Trust is arguably the most essential ingredient of a successful union. Being naked and not ashamed is premised on unrestrained vulnerability and trust as the bedrock. Emmanuel Eboue trusted his ex-wife and was severely punished for it. Eboue is a former Ivorian player who played for Arsenal and other European clubs. He entrusted his finances to his ex-wife 100%. I remember reading harsh comments, and some called him a fool. Others may describe the trust that excels a good marriage as synonymous with folly, and they may not be wrong.
When the motive from both parties is the union’s success, then no layer of trust is too high to attain.
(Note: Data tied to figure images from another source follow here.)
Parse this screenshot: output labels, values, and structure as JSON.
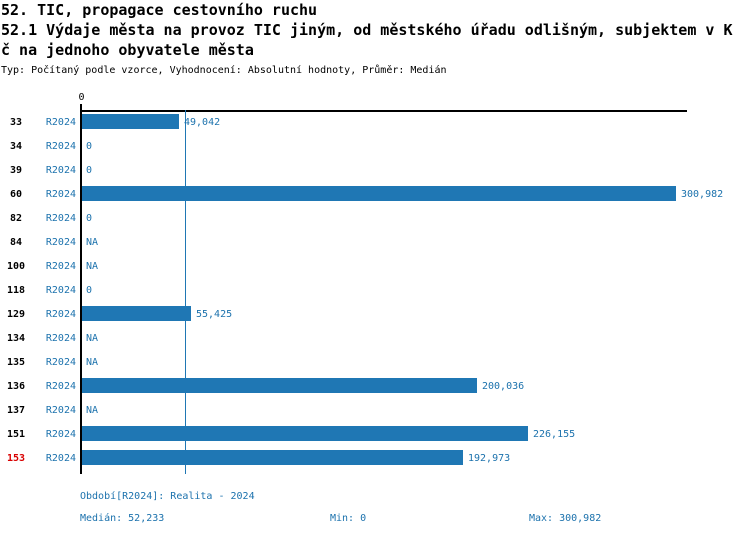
{
  "header": {
    "title_line1": "52. TIC, propagace cestovního ruchu",
    "title_line2": "52.1 Výdaje města na provoz TIC jiným, od městského úřadu odlišným, subjektem v K",
    "title_line3": "č na jednoho obyvatele města",
    "subtitle": "Typ: Počítaný podle vzorce, Vyhodnocení: Absolutní hodnoty, Průměr: Medián"
  },
  "chart_data": {
    "type": "bar",
    "orientation": "horizontal",
    "axis_zero_label": "0",
    "series_label": "R2024",
    "categories": [
      "33",
      "34",
      "39",
      "60",
      "82",
      "84",
      "100",
      "118",
      "129",
      "134",
      "135",
      "136",
      "137",
      "151",
      "153"
    ],
    "values": [
      49042,
      0,
      0,
      300982,
      0,
      null,
      null,
      0,
      55425,
      null,
      null,
      200036,
      null,
      226155,
      192973
    ],
    "value_labels": [
      "49,042",
      "0",
      "0",
      "300,982",
      "0",
      "NA",
      "NA",
      "0",
      "55,425",
      "NA",
      "NA",
      "200,036",
      "NA",
      "226,155",
      "192,973"
    ],
    "highlighted_category": "153",
    "median": 52233,
    "xlim": [
      0,
      300982
    ],
    "grid": false,
    "legend": false
  },
  "footer": {
    "period": "Období[R2024]: Realita - 2024",
    "median": "Medián: 52,233",
    "min": "Min: 0",
    "max": "Max: 300,982"
  },
  "colors": {
    "bar": "#1f77b4",
    "blue_text": "#1c72ad",
    "highlight": "#d90000",
    "axis": "#000000"
  }
}
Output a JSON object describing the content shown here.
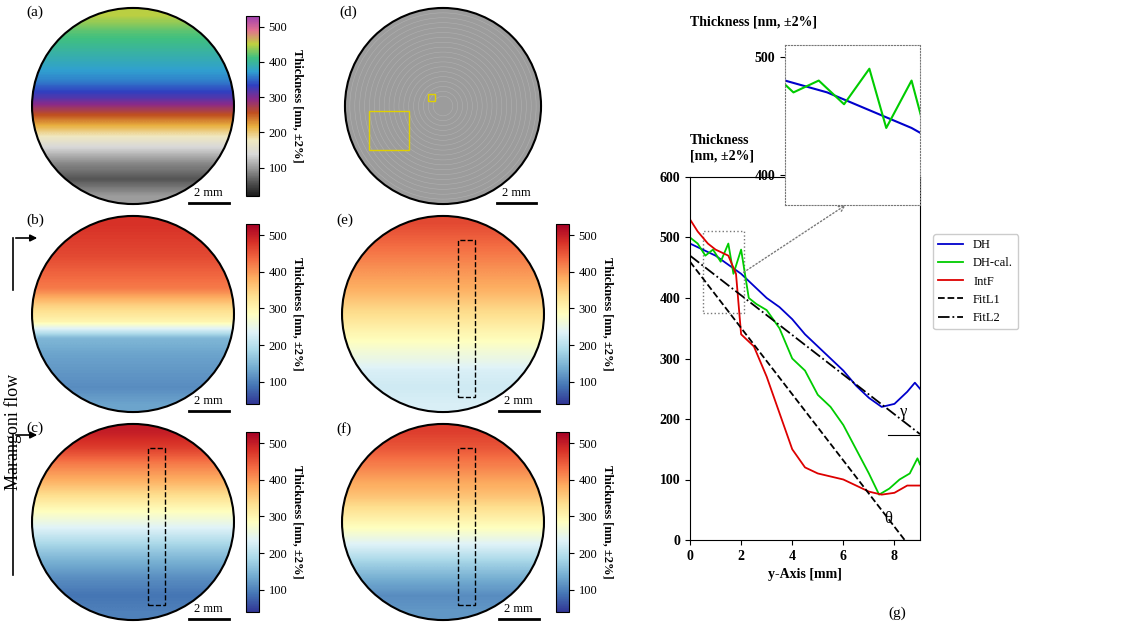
{
  "annotations": [
    "Marangoni flow"
  ],
  "chart_data": [
    {
      "type": "heatmap",
      "title": "(a)",
      "colorbar_label": "Thickness [nm, ±2%]",
      "scale_bar": "2 mm",
      "cells": [
        [
          450
        ],
        [
          420
        ],
        [
          400
        ],
        [
          380
        ],
        [
          360
        ],
        [
          320
        ],
        [
          260
        ],
        [
          200
        ],
        [
          140
        ],
        [
          90
        ],
        [
          60
        ],
        [
          100
        ]
      ],
      "zlim": [
        20,
        530
      ],
      "zticks": [
        100,
        200,
        300,
        400,
        500
      ]
    },
    {
      "type": "heatmap",
      "title": "(b)",
      "colorbar_label": "Thickness [nm, ±2%]",
      "scale_bar": "2 mm",
      "cells": [
        [
          480
        ],
        [
          470
        ],
        [
          460
        ],
        [
          440
        ],
        [
          420
        ],
        [
          350
        ],
        [
          300
        ],
        [
          150
        ],
        [
          130
        ],
        [
          120
        ],
        [
          110
        ],
        [
          130
        ]
      ],
      "zlim": [
        40,
        530
      ],
      "zticks": [
        100,
        200,
        300,
        400,
        500
      ]
    },
    {
      "type": "heatmap",
      "title": "(c)",
      "colorbar_label": "Thickness [nm, ±2%]",
      "scale_bar": "2 mm",
      "cells": [
        [
          500
        ],
        [
          470
        ],
        [
          420
        ],
        [
          380
        ],
        [
          330
        ],
        [
          280
        ],
        [
          230
        ],
        [
          180
        ],
        [
          140
        ],
        [
          110
        ],
        [
          90
        ],
        [
          100
        ]
      ],
      "zlim": [
        40,
        530
      ],
      "zticks": [
        100,
        200,
        300,
        400,
        500
      ]
    },
    {
      "type": "image",
      "title": "(d)",
      "scale_bar": "2 mm"
    },
    {
      "type": "heatmap",
      "title": "(e)",
      "colorbar_label": "Thickness [nm, ±2%]",
      "scale_bar": "2 mm",
      "cells": [
        [
          460
        ],
        [
          440
        ],
        [
          420
        ],
        [
          400
        ],
        [
          380
        ],
        [
          350
        ],
        [
          320
        ],
        [
          290
        ],
        [
          260
        ],
        [
          230
        ],
        [
          220
        ],
        [
          230
        ]
      ],
      "zlim": [
        40,
        530
      ],
      "zticks": [
        100,
        200,
        300,
        400,
        500
      ]
    },
    {
      "type": "heatmap",
      "title": "(f)",
      "colorbar_label": "Thickness [nm, ±2%]",
      "scale_bar": "2 mm",
      "cells": [
        [
          470
        ],
        [
          450
        ],
        [
          420
        ],
        [
          390
        ],
        [
          360
        ],
        [
          320
        ],
        [
          280
        ],
        [
          230
        ],
        [
          180
        ],
        [
          140
        ],
        [
          110
        ],
        [
          120
        ]
      ],
      "zlim": [
        40,
        530
      ],
      "zticks": [
        100,
        200,
        300,
        400,
        500
      ]
    },
    {
      "type": "line",
      "title": "(g)",
      "x_label": "y-Axis [mm]",
      "y_label": "Thickness\n[nm, ±2%]",
      "xlim": [
        0,
        9
      ],
      "ylim": [
        0,
        600
      ],
      "xticks": [
        0,
        2,
        4,
        6,
        8
      ],
      "yticks": [
        0,
        100,
        200,
        300,
        400,
        500,
        600
      ],
      "legend": "upper left",
      "annotations": [
        "γ",
        "θ"
      ],
      "series": [
        {
          "name": "DH",
          "color": "#0000cc",
          "line_style": "solid",
          "x": [
            0,
            0.5,
            1,
            1.5,
            2,
            2.5,
            3,
            3.5,
            4,
            4.5,
            5,
            5.5,
            6,
            6.5,
            7,
            7.5,
            8,
            8.5,
            8.8,
            9
          ],
          "values": [
            490,
            480,
            470,
            455,
            440,
            420,
            400,
            385,
            365,
            340,
            320,
            300,
            280,
            255,
            235,
            220,
            225,
            245,
            260,
            250
          ]
        },
        {
          "name": "DH-cal.",
          "color": "#00cc00",
          "line_style": "solid",
          "x": [
            0,
            0.3,
            0.6,
            0.9,
            1.2,
            1.5,
            1.7,
            2,
            2.3,
            2.6,
            3,
            3.5,
            4,
            4.5,
            5,
            5.5,
            6,
            6.5,
            7,
            7.4,
            7.8,
            8.2,
            8.6,
            8.9,
            9
          ],
          "values": [
            500,
            490,
            470,
            480,
            460,
            490,
            440,
            480,
            400,
            390,
            380,
            350,
            300,
            280,
            240,
            220,
            190,
            150,
            110,
            75,
            85,
            100,
            110,
            135,
            125
          ]
        },
        {
          "name": "IntF",
          "color": "#dd0000",
          "line_style": "solid",
          "x": [
            0,
            0.3,
            0.7,
            1,
            1.5,
            1.8,
            2,
            2.5,
            3,
            3.5,
            4,
            4.5,
            5,
            5.5,
            6,
            6.5,
            7,
            7.5,
            8,
            8.5,
            9
          ],
          "values": [
            530,
            510,
            490,
            480,
            470,
            440,
            340,
            320,
            270,
            210,
            150,
            120,
            110,
            105,
            100,
            90,
            80,
            75,
            78,
            90,
            90
          ]
        },
        {
          "name": "FitL1",
          "color": "#000000",
          "line_style": "dashed",
          "x": [
            0,
            8.4
          ],
          "values": [
            460,
            0
          ]
        },
        {
          "name": "FitL2",
          "color": "#000000",
          "line_style": "dashdot",
          "x": [
            0,
            9
          ],
          "values": [
            470,
            175
          ]
        }
      ],
      "inset": {
        "y_label": "Thickness [nm, ±2%]",
        "xlim": [
          0.5,
          2.1
        ],
        "ylim": [
          375,
          510
        ],
        "yticks": [
          400,
          500
        ],
        "series": [
          "DH",
          "DH-cal."
        ],
        "tick_labels": "y"
      }
    }
  ]
}
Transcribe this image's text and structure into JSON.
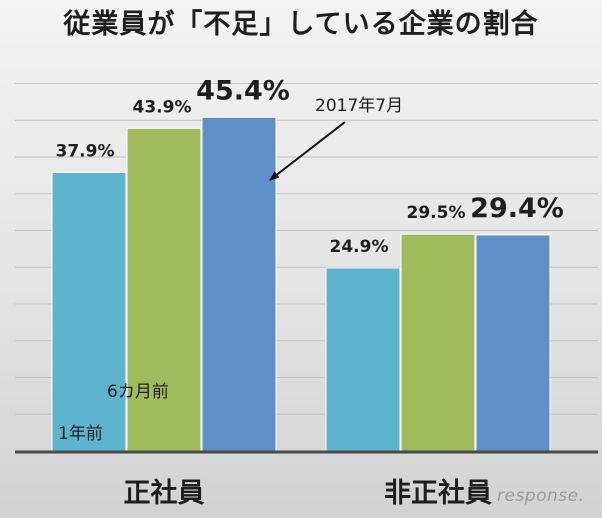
{
  "chart_data": {
    "type": "bar",
    "title": "従業員が「不足」している企業の割合",
    "categories": [
      "正社員",
      "非正社員"
    ],
    "series": [
      {
        "name": "1年前",
        "values": [
          37.9,
          24.9
        ],
        "color": "#5eb4cd"
      },
      {
        "name": "6カ月前",
        "values": [
          43.9,
          29.5
        ],
        "color": "#9fbb5c"
      },
      {
        "name": "2017年7月",
        "values": [
          45.4,
          29.4
        ],
        "color": "#5e8fc6"
      }
    ],
    "data_labels": [
      [
        "37.9%",
        "24.9%"
      ],
      [
        "43.9%",
        "29.5%"
      ],
      [
        "45.4%",
        "29.4%"
      ]
    ],
    "ylim": [
      0,
      50
    ],
    "grid": true,
    "xlabel": "",
    "ylabel": ""
  },
  "watermark": "response."
}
The question, however, is, what if the motive is not noble on one side of the bargain? Many iconic athletes, movie stars, and celebrities in businesses have gone under after suffering a catastrophic divorce. Usually, the divorce happens as the guy begins to climax. If it’s about rape, violence or other criminal or safety-related themes - then okay. But, a model waking up on the wrong side of the bed and heading for a predetermined divorce is becoming a lucrative get-rich-quick career. There comes Mustafa Hakimi’s story. We don’t know how true it is, but it still offers much to learn.
In the past year, “a Hakimi” I know personally lost so much to an unprovoked divorce. Evidence abounds that the woman came in for the wealth and suddenly sed the legal loopholes to become a dollar millionaire. So, is there wisdom in Hakimi’s rumoured approach? Is there wisdom in lying? No. Is marriage supposed to be without openness? No. Is transparency in marriage supposed to exempt the financial aspect? No. Is a trusting wife or husband supposed to be prey to predator spouses? No, also. So, where is the escape route?
Communication and transparency are vital ingredients to mutual trust. All day long, I am a passionate fan of couples having no financial boundaries. What God has joined together, let no finances put asunder. However, I know that not everyone in marriage can keep up with the proactive and effective communication and transparency required to maintain that 100% joint account. Transparency in a stewardship format keeps everyone abreast and at peace. It also helps you stay out of troubles and frivolities - knowing that you will give account.
Yes, your marriage may be a great example of faultless communication, transparency and trust but just not applicable to your financial values, priorities and profiles. And that’s okay. Your home doesn’t have to suffer. Communicate your commitments, values, expectations, misgivings and disappointments to the other person. Agree on what works for you both and stick to it.
Joint names on savings accounts, properties, investments and insurance policies should only be a product of unalloyed trust. If unsure, don’t use your spouse’s name as next of kin on documents or policies that may be used to cash out. I don’t think that Christians go into marriage with divorce in mind. But unfortunately, it happens to us. Where doubts or warning signs may abide, couples may discuss and agree not to use each other as next of kin, decide to keep the identity of next of kin discrete from each other and perhaps have a legal agreement on severance formula in the case of separation or divorce. Why are we going this far? So that people don’t continue to fall prey to the hands of wolves and trolls disguised as kind spouses.